Yenişehir was captured and with it as a base the Turks could lay siege to Prousas (Bursa) and Nicaea (Iznik), the largest Byzantine cities in Anatolia. Bursa fell in 1326, just before Osman's death. Orhan I
The son of Osman, Orhan I, conquered Nicaea in 1331 and Nicomedia in 1337 and established the capital in Bursa. During Orhan's reign the empire was organized as a state with new currency, government and a modernized army.
He married Theodora, the daughter of Byzantine prince John VI Cantacuzenus. In 1346 Orhan openly supported John VI in the overthrowing of the emperor John V Palaeologus. When John VI became co-emperor (1347-1354) he allowed Orhan to raid the peninsula of Gallipoli which gained the Ottomans their first stronghold in Europe.

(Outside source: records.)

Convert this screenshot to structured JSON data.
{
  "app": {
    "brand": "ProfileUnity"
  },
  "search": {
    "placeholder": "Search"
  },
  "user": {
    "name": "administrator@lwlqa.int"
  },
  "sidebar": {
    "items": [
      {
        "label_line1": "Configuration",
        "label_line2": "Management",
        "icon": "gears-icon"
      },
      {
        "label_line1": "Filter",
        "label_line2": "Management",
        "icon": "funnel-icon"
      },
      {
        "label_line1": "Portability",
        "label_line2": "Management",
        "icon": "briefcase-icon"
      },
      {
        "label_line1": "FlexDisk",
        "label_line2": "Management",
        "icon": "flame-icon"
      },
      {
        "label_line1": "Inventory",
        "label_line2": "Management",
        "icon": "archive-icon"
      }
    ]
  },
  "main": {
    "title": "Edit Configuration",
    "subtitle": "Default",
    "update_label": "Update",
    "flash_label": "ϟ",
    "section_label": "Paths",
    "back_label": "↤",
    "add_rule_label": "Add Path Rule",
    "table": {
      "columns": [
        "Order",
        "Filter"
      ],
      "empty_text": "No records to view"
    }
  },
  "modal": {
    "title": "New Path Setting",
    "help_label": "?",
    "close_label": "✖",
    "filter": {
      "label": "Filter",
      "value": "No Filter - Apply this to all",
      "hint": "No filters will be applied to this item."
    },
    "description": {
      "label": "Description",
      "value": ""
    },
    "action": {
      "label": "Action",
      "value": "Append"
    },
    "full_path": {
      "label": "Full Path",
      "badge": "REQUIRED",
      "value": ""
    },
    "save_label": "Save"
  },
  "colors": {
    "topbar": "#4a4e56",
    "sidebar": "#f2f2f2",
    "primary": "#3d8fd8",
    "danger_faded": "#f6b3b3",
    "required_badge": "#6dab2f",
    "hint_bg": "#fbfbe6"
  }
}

Orhan died in 1360 and left a growing empire to his son and successor, Murad I. Murad I
In the early 1360s the Ottoman armies marched into Thrace through Gallipoli and captured Edirne (Adrianople) and Philippopolis (Plovdiv) and forcing the Byzantines to pay tribute. In 1366 the count Amadeus VI of Savoy (cousin to John V Cantacuzenus, the Byzantine emperor) initiated a minor crusade to aid the Byzantines. The count drove away the Turks from all of Europe except Gallipoli. The very next year Murad attacked anew and regained most of Thrace, including Adrianople.
During the early 1370s Murad launched his forces deeper into Europe. At the Battle of Maritsa, at the Maritsa River, Murad's second lieutenant Lala Şâhin Paşa encountered a 70,000 man strong Serbian-Bulgarian army under the Serbian king Vukasin. The Ottoman army was smaller, but due to superior tactics the enemy was defeated and king Vukasin killed. Now that the Serbian coalition was weakened by such a blow, Murad was quick to advance further into Bulgaria and capture the cities of Dráma, Kavála and Seres (Serrái).
In 1383 Murad declared himself sultan of the Ottoman Empire. Shortly thereafter he began a new campaign in Europe. Sofia fell in 1385 and the city of Niš the year after. The Ottoman Conquest halted in 1387 when the Serbs won the Battle of Plocnik but two years later Murad marched anew into the west. The Ottomans won a great victory over the Serbs in the Battle of Kosovo but the sultan himself was killed on the end of battle . His son Bayezid stands after his murder.